Рядом с моей спальней был устроен нужной чулан, где всегда горела свеча и стояло кресло, под которое Олаф подсовывал ведро – на тот случай, если среди ночи мне вдруг приспичит.
Возле этого кресла мы и встретились.
В первое мгновение я решил, что передо мной существо из моего сна, но когда оно поклонилось и попыталось выйти, я схватил его за волосы, выволок в спальню, бросил на пол и наступил на его тощую грудь ногой.

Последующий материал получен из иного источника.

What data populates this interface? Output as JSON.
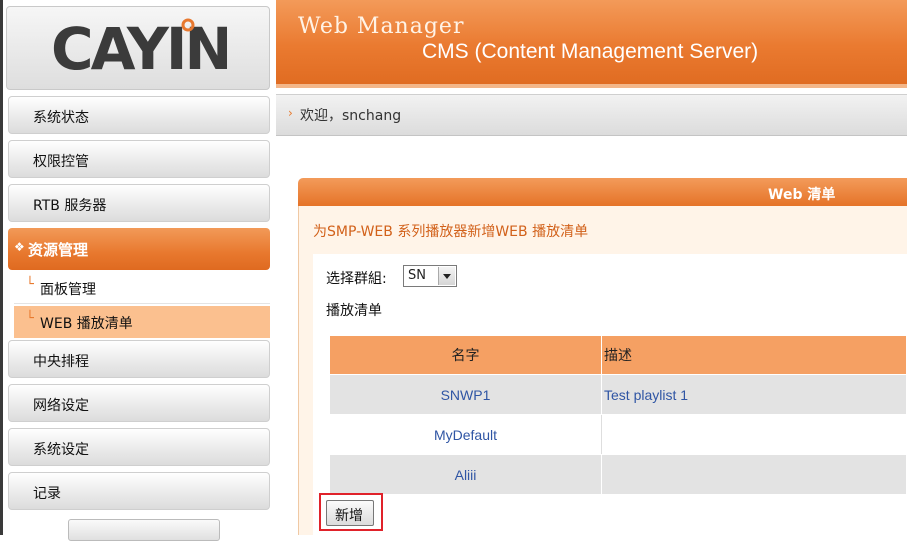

Разумеется, его надо было убить – убить немедленно, без разговоров, как я поступал с теми его собратьями, с которыми бился на Красной площади.
Но я не сделал этого в первое мгновение, а второе недаром называется мгновением трусов и философов.
Он лежал на полу такой тихий, такой покорный… он не молил о пощаде, не кричал и не плакал – он только смотрел на меня и дрожал… он был существом невинным в высшем смысле – у него не было ни сердца, ни души, и при этой мысли мне вдруг стало не по себе…
Я не стал убивать его.
Он стал моим домашним животным.
Итальянские живописцы любят изображать на своих картинах – где-нибудь в углу, внизу или вверху, с краю – пухлых и кудрявых маленьких детей с крыльями или без, шаловливых или задумчивых, главная задача которых – умилять, не привлекая к себе внимания. Их называют putto (мальчик) или amoretto (амурчик).
Мой гомункул не был ни пухлым, ни кудрявым, зато умел молчать и не привлекать к себе внимания. Он хорошо прятался от слуг и никогда мне не докучал.
Откуда он взялся?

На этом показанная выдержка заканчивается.